JAKARTA (Hidayatullah.or.id) — Kasus Ayam Goreng Widuran, sebuah usaha kuliner yang telah beroperasi puluhan tahun tanpa sertifikat halal dan akhirnya menuai protes masyarakat, menjadi cermin penting bagi seluruh pemangku kepentingan di Indonesia.
Menyikapi hal ini, ormas Islam Hidayatullah mengajak seluruh Pemerintah Daerah untuk segera melakukan asesmen menyeluruh terhadap implementasi Jaminan Produk Halal (JPH) dan harus dilaksanakan di wilayah masing-masing.
Ketua Bidang Tarbiyah Dewan Pengurus Pusat (DPP) Hidayatullah, Ust. Abu A’la Abdullah, M.HI, menegaskan bahwa asesmen JPH adalah langkah mendesak dan wajib, sejalan dengan amanat Undang-Undang No. 33 Tahun 2014 tentang Jaminan Produk Halal.
Kasus yang belakangan viral ini bukan sekadar persoalan administratif, melainkan pertanda bahwa pengawasan dan kesadaran atas kehalalan produk masih harus diperkuat.
Menurutnya, negara telah memiliki landasan hukum yang kuat, dan kini saatnya seluruh elemen menjalankan fungsinya.
“Undang-undang ini menegaskan bahwa produk yang masuk, beredar, dan diperdagangkan di Indonesia harus bersertifikat halal. UU ini mewajibkan semua produk makanan dan minuman yang masuk, beredar, dan diperdagangkan di Indonesia untuk memiliki sertifikat halal,” katanya dalam obrolan dengan media ini, Jum’at, 3 Dzulhijah 1446 (30/9/2025).
Ia menjelaskan bahwa UU tersebut mengatur hak dan kewajiban pelaku usaha, dengan memberikan pengecualian hanya kepada produk yang berbahan haram berdasarkan Al Qur’an dan As Sunnah. Namun, produk semacam itu wajib mencantumkan secara tegas keterangan tidak halal.
“Keterangan tersebut harus tercantum pada kemasan Produk atau pada bagian tertentu dari Produk yang mudah dilihat, dibaca, tidak mudah terhapus, dan merupakan bagian yang tidak terpisahkan dari Produk. Hal ini dalam rangka memberikan pelayanan publik. Pemerintah bertanggung jawab dalam menyelenggarakan UU JPH ini,” ujarnya.

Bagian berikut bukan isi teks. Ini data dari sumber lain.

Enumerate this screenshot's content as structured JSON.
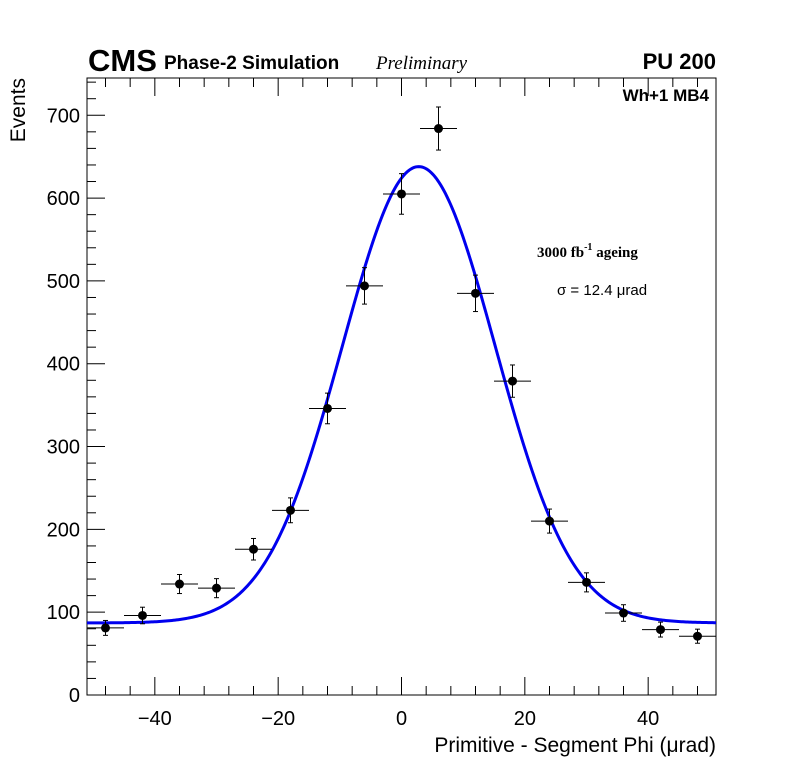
{
  "header": {
    "experiment": "CMS",
    "subtitle": "Phase-2 Simulation",
    "status": "Preliminary",
    "pileup": "PU 200"
  },
  "annotations": {
    "region": "Wh+1 MB4",
    "ageing_main": "3000 fb",
    "ageing_exp": "-1",
    "ageing_suffix": " ageing",
    "sigma": "σ = 12.4 μrad"
  },
  "chart_data": {
    "type": "scatter",
    "title": "",
    "xlabel": "Primitive - Segment Phi (μrad)",
    "ylabel": "Events",
    "xlim": [
      -51,
      51
    ],
    "ylim": [
      0,
      745
    ],
    "xticks": [
      -40,
      -20,
      0,
      20,
      40
    ],
    "yticks": [
      0,
      100,
      200,
      300,
      400,
      500,
      600,
      700
    ],
    "xtick_labels": [
      "−40",
      "−20",
      "0",
      "20",
      "40"
    ],
    "ytick_labels": [
      "0",
      "100",
      "200",
      "300",
      "400",
      "500",
      "600",
      "700"
    ],
    "bin_half_width": 3,
    "points": [
      {
        "x": -48,
        "y": 81,
        "yerr": 9
      },
      {
        "x": -42,
        "y": 96,
        "yerr": 10
      },
      {
        "x": -36,
        "y": 134,
        "yerr": 11.5
      },
      {
        "x": -30,
        "y": 129,
        "yerr": 11.5
      },
      {
        "x": -24,
        "y": 176,
        "yerr": 13
      },
      {
        "x": -18,
        "y": 223,
        "yerr": 15
      },
      {
        "x": -12,
        "y": 346,
        "yerr": 18.5
      },
      {
        "x": -6,
        "y": 494,
        "yerr": 22
      },
      {
        "x": 0,
        "y": 605,
        "yerr": 24.5
      },
      {
        "x": 6,
        "y": 684,
        "yerr": 26
      },
      {
        "x": 12,
        "y": 485,
        "yerr": 22
      },
      {
        "x": 18,
        "y": 379,
        "yerr": 19.5
      },
      {
        "x": 24,
        "y": 210,
        "yerr": 14.5
      },
      {
        "x": 30,
        "y": 136,
        "yerr": 11.5
      },
      {
        "x": 36,
        "y": 99,
        "yerr": 10
      },
      {
        "x": 42,
        "y": 79,
        "yerr": 9
      },
      {
        "x": 48,
        "y": 71,
        "yerr": 8.5
      }
    ],
    "fit": {
      "function": "gaussian_plus_constant",
      "constant": 87,
      "amplitude": 551,
      "mean": 2.8,
      "sigma": 12.4,
      "color": "#0000ee"
    },
    "marker_color": "#000000"
  }
}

Seruan Hidayatullah ini, terang dia, menjadi bagian dari dorongan masyarakat sipil agar hukum berjalan, konsumen terlindungi, dan pelaku usaha menjalankan tanggung jawab moral dan legal mereka di tengah masyarakat mayoritas muslim.

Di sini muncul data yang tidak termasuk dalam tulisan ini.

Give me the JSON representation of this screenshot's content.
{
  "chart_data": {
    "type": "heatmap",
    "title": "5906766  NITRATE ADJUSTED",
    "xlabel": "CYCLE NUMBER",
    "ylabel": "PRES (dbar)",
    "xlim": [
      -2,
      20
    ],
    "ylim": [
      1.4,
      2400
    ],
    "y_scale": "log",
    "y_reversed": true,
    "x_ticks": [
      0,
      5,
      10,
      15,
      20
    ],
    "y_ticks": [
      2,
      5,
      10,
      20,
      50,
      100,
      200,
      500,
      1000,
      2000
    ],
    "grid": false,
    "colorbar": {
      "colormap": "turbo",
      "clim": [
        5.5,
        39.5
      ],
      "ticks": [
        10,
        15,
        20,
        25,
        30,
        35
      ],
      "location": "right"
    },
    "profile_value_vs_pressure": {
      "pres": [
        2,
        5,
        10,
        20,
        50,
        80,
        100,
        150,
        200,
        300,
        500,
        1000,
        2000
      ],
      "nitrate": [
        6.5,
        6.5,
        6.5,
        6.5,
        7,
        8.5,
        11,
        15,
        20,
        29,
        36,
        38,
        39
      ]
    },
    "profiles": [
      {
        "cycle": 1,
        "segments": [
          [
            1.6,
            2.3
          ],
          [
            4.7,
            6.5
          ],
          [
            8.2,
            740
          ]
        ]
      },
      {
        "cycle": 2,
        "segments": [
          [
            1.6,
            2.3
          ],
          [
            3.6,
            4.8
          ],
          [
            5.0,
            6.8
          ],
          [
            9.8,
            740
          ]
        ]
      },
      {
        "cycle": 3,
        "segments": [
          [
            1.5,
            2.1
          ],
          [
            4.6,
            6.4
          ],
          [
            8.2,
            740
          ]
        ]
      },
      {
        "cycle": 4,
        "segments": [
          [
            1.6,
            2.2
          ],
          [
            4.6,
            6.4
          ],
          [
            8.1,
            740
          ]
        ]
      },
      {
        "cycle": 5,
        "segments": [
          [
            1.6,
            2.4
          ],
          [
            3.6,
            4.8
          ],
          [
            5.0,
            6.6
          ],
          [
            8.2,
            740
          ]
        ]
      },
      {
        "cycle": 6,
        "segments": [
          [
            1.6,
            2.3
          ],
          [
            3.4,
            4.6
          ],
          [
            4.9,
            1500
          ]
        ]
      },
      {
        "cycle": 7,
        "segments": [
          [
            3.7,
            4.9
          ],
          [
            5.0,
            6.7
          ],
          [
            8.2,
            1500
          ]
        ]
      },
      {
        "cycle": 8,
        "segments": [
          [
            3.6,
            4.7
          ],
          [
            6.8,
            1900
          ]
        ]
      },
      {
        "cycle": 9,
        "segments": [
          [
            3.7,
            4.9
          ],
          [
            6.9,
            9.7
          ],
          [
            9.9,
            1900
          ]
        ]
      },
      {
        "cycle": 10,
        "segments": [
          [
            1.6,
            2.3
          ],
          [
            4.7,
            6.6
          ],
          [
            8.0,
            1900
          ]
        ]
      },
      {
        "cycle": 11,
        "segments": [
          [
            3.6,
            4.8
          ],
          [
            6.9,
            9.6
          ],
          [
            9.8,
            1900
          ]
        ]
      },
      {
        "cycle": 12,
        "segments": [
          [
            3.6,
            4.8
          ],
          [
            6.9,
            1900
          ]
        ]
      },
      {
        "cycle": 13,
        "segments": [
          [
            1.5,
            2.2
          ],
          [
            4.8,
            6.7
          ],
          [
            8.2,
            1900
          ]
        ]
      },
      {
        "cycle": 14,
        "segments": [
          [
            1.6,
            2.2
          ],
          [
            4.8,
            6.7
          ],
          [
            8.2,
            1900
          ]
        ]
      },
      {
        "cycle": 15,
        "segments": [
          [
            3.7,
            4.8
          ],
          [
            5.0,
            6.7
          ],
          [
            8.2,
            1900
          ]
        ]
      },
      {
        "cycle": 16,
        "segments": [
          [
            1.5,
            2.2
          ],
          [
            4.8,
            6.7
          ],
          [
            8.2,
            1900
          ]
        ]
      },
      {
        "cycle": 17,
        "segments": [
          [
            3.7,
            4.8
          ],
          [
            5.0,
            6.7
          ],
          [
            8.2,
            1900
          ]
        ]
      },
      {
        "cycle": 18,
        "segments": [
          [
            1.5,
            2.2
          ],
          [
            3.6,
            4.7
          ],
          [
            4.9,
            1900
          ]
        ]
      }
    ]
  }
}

Abu A’la mengingatkan para pelaku usaha agar bersikap jujur dalam menyampaikan informasi produknya. Kejujuran, menurutnya, bukan hanya bagian dari etika usaha, melainkan juga bentuk ibadah yang dapat membawa maslahat.
“Semoga para pelaku usaha segera menjamin halal produknya. Jangan menyembunyikan informasi produk. Lebih baik jujur sejak awal. Masyarakat muslim yang jumlah mayoritas di pulau Jawa, bahkan di Indonesia sangat senang dan mencari produk halal, sehat dan berkualitas,” katanya.

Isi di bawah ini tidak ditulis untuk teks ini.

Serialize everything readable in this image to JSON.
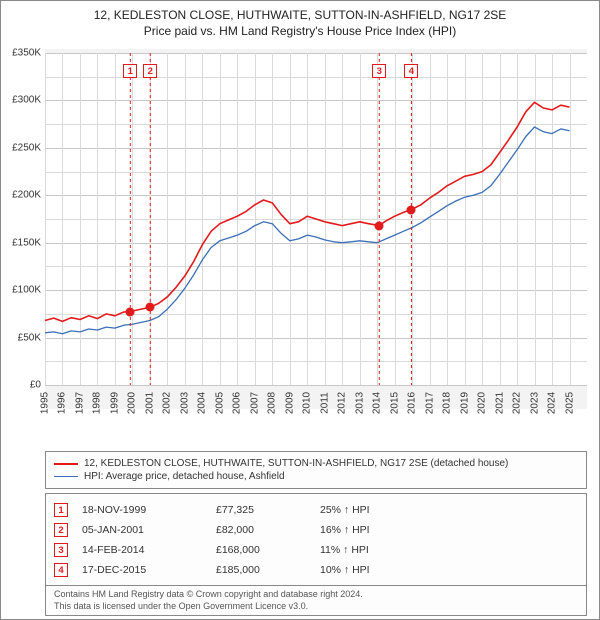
{
  "title": {
    "line1": "12, KEDLESTON CLOSE, HUTHWAITE, SUTTON-IN-ASHFIELD, NG17 2SE",
    "line2": "Price paid vs. HM Land Registry's House Price Index (HPI)",
    "fontsize": 12,
    "color": "#222222"
  },
  "chart": {
    "type": "line",
    "background_color": "#ffffff",
    "plot_margin_color": "#f3f3f3",
    "grid_color": "#dadada",
    "grid_major_color": "#c8c8c8",
    "x_axis": {
      "min_year": 1995,
      "max_year": 2026,
      "ticks": [
        1995,
        1996,
        1997,
        1998,
        1999,
        2000,
        2001,
        2002,
        2003,
        2004,
        2005,
        2006,
        2007,
        2008,
        2009,
        2010,
        2011,
        2012,
        2013,
        2014,
        2015,
        2016,
        2017,
        2018,
        2019,
        2020,
        2021,
        2022,
        2023,
        2024,
        2025
      ],
      "label_fontsize": 10,
      "label_color": "#333333"
    },
    "y_axis": {
      "min": 0,
      "max": 350000,
      "ticks": [
        0,
        50000,
        100000,
        150000,
        200000,
        250000,
        300000,
        350000
      ],
      "tick_labels": [
        "£0",
        "£50K",
        "£100K",
        "£150K",
        "£200K",
        "£250K",
        "£300K",
        "£350K"
      ],
      "label_fontsize": 10,
      "label_color": "#333333"
    },
    "series": [
      {
        "name": "price_paid",
        "color": "#e31a1c",
        "width": 1.6,
        "points": [
          [
            1995.0,
            68000
          ],
          [
            1995.5,
            70500
          ],
          [
            1996.0,
            67000
          ],
          [
            1996.5,
            71000
          ],
          [
            1997.0,
            69000
          ],
          [
            1997.5,
            73000
          ],
          [
            1998.0,
            70000
          ],
          [
            1998.5,
            75000
          ],
          [
            1999.0,
            73000
          ],
          [
            1999.5,
            77000
          ],
          [
            1999.88,
            77325
          ],
          [
            2000.0,
            78000
          ],
          [
            2000.5,
            80000
          ],
          [
            2001.02,
            82000
          ],
          [
            2001.5,
            86000
          ],
          [
            2002.0,
            93000
          ],
          [
            2002.5,
            103000
          ],
          [
            2003.0,
            115000
          ],
          [
            2003.5,
            130000
          ],
          [
            2004.0,
            148000
          ],
          [
            2004.5,
            162000
          ],
          [
            2005.0,
            170000
          ],
          [
            2005.5,
            174000
          ],
          [
            2006.0,
            178000
          ],
          [
            2006.5,
            183000
          ],
          [
            2007.0,
            190000
          ],
          [
            2007.5,
            195000
          ],
          [
            2008.0,
            192000
          ],
          [
            2008.5,
            180000
          ],
          [
            2009.0,
            170000
          ],
          [
            2009.5,
            172000
          ],
          [
            2010.0,
            178000
          ],
          [
            2010.5,
            175000
          ],
          [
            2011.0,
            172000
          ],
          [
            2011.5,
            170000
          ],
          [
            2012.0,
            168000
          ],
          [
            2012.5,
            170000
          ],
          [
            2013.0,
            172000
          ],
          [
            2013.5,
            170000
          ],
          [
            2014.12,
            168000
          ],
          [
            2014.5,
            173000
          ],
          [
            2015.0,
            178000
          ],
          [
            2015.5,
            182000
          ],
          [
            2015.96,
            185000
          ],
          [
            2016.5,
            190000
          ],
          [
            2017.0,
            197000
          ],
          [
            2017.5,
            203000
          ],
          [
            2018.0,
            210000
          ],
          [
            2018.5,
            215000
          ],
          [
            2019.0,
            220000
          ],
          [
            2019.5,
            222000
          ],
          [
            2020.0,
            225000
          ],
          [
            2020.5,
            232000
          ],
          [
            2021.0,
            245000
          ],
          [
            2021.5,
            258000
          ],
          [
            2022.0,
            272000
          ],
          [
            2022.5,
            288000
          ],
          [
            2023.0,
            298000
          ],
          [
            2023.5,
            292000
          ],
          [
            2024.0,
            290000
          ],
          [
            2024.5,
            295000
          ],
          [
            2025.0,
            293000
          ]
        ]
      },
      {
        "name": "hpi",
        "color": "#3b6fb6",
        "width": 1.3,
        "points": [
          [
            1995.0,
            55000
          ],
          [
            1995.5,
            56000
          ],
          [
            1996.0,
            54000
          ],
          [
            1996.5,
            57000
          ],
          [
            1997.0,
            56000
          ],
          [
            1997.5,
            59000
          ],
          [
            1998.0,
            58000
          ],
          [
            1998.5,
            61000
          ],
          [
            1999.0,
            60000
          ],
          [
            1999.5,
            63000
          ],
          [
            2000.0,
            64000
          ],
          [
            2000.5,
            66000
          ],
          [
            2001.0,
            68000
          ],
          [
            2001.5,
            72000
          ],
          [
            2002.0,
            80000
          ],
          [
            2002.5,
            90000
          ],
          [
            2003.0,
            102000
          ],
          [
            2003.5,
            116000
          ],
          [
            2004.0,
            132000
          ],
          [
            2004.5,
            145000
          ],
          [
            2005.0,
            152000
          ],
          [
            2005.5,
            155000
          ],
          [
            2006.0,
            158000
          ],
          [
            2006.5,
            162000
          ],
          [
            2007.0,
            168000
          ],
          [
            2007.5,
            172000
          ],
          [
            2008.0,
            170000
          ],
          [
            2008.5,
            160000
          ],
          [
            2009.0,
            152000
          ],
          [
            2009.5,
            154000
          ],
          [
            2010.0,
            158000
          ],
          [
            2010.5,
            156000
          ],
          [
            2011.0,
            153000
          ],
          [
            2011.5,
            151000
          ],
          [
            2012.0,
            150000
          ],
          [
            2012.5,
            151000
          ],
          [
            2013.0,
            152000
          ],
          [
            2013.5,
            151000
          ],
          [
            2014.0,
            150000
          ],
          [
            2014.5,
            154000
          ],
          [
            2015.0,
            158000
          ],
          [
            2015.5,
            162000
          ],
          [
            2016.0,
            166000
          ],
          [
            2016.5,
            171000
          ],
          [
            2017.0,
            177000
          ],
          [
            2017.5,
            183000
          ],
          [
            2018.0,
            189000
          ],
          [
            2018.5,
            194000
          ],
          [
            2019.0,
            198000
          ],
          [
            2019.5,
            200000
          ],
          [
            2020.0,
            203000
          ],
          [
            2020.5,
            210000
          ],
          [
            2021.0,
            222000
          ],
          [
            2021.5,
            235000
          ],
          [
            2022.0,
            248000
          ],
          [
            2022.5,
            262000
          ],
          [
            2023.0,
            272000
          ],
          [
            2023.5,
            267000
          ],
          [
            2024.0,
            265000
          ],
          [
            2024.5,
            270000
          ],
          [
            2025.0,
            268000
          ]
        ]
      }
    ],
    "markers": [
      {
        "year": 1999.88,
        "value": 77325,
        "color": "#e31a1c"
      },
      {
        "year": 2001.02,
        "value": 82000,
        "color": "#e31a1c"
      },
      {
        "year": 2014.12,
        "value": 168000,
        "color": "#e31a1c"
      },
      {
        "year": 2015.96,
        "value": 185000,
        "color": "#e31a1c"
      }
    ],
    "callouts": [
      {
        "label": "1",
        "year": 1999.88
      },
      {
        "label": "2",
        "year": 2001.02
      },
      {
        "label": "3",
        "year": 2014.12
      },
      {
        "label": "4",
        "year": 2015.96
      }
    ],
    "callout_color": "#e31a1c",
    "callout_y_offset": 18
  },
  "legend": {
    "border_color": "#888888",
    "background": "#fdfdfd",
    "fontsize": 10,
    "items": [
      {
        "color": "#e31a1c",
        "width": 2,
        "label": "12, KEDLESTON CLOSE, HUTHWAITE, SUTTON-IN-ASHFIELD, NG17 2SE (detached house)"
      },
      {
        "color": "#3b6fb6",
        "width": 1.5,
        "label": "HPI: Average price, detached house, Ashfield"
      }
    ]
  },
  "transactions": {
    "border_color": "#888888",
    "callout_color": "#e31a1c",
    "fontsize": 10.5,
    "rows": [
      {
        "n": "1",
        "date": "18-NOV-1999",
        "price": "£77,325",
        "pct": "25% ↑ HPI"
      },
      {
        "n": "2",
        "date": "05-JAN-2001",
        "price": "£82,000",
        "pct": "16% ↑ HPI"
      },
      {
        "n": "3",
        "date": "14-FEB-2014",
        "price": "£168,000",
        "pct": "11% ↑ HPI"
      },
      {
        "n": "4",
        "date": "17-DEC-2015",
        "price": "£185,000",
        "pct": "10% ↑ HPI"
      }
    ]
  },
  "footer": {
    "line1": "Contains HM Land Registry data © Crown copyright and database right 2024.",
    "line2": "This data is licensed under the Open Government Licence v3.0.",
    "fontsize": 9,
    "color": "#555555"
  }
}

Keuntungan ekonomi, menurutnya, tidak harus dicapai dengan mengabaikan prinsip. Pelaku usaha yang berkomitmen pada produk halal juga berkontribusi pada pembangunan bangsa dalam aspek sumber daya manusia.
“Dengan demikian, para pelaku usaha disamping mendapat keuntungan, juga membangun sumber daya insani yang berkualitas untuk Indonesia emas,” terang dia.
Lebih jauh, ia juga menyampaikan bahwa menjalankan usaha halal bisa menjadi bagian dari ibadah yang mendatangkan pahala. Khususnya bagi pengusaha muslim, semangat menjalankan syariat dalam aktivitas ekonomi harus terus dibangun.
“Semoga para pengusaha, khususnya pengusaha muslim juga mendapat pahala di sisi Allah dengan meniatkan berwirausaha adalah ibadah, dengan memproduksi dan menjual produk yang halal, sehat dan berkualitas,” katanya.
Ia pun berharap agar masyarakat muslim terus meningkatkan kesadaran dalam memilih produk halal serta memberikan dukungan terhadap produk-produk yang terjamin kehalalannya.
“Semoga ummat Islam makin jeli dan cerdas dalam memilih produk halal. Kita support produk halal dan kita jauhi produk haram. Yaa Allah, ihdinashshiroothol mustaqiim,” tandasnya.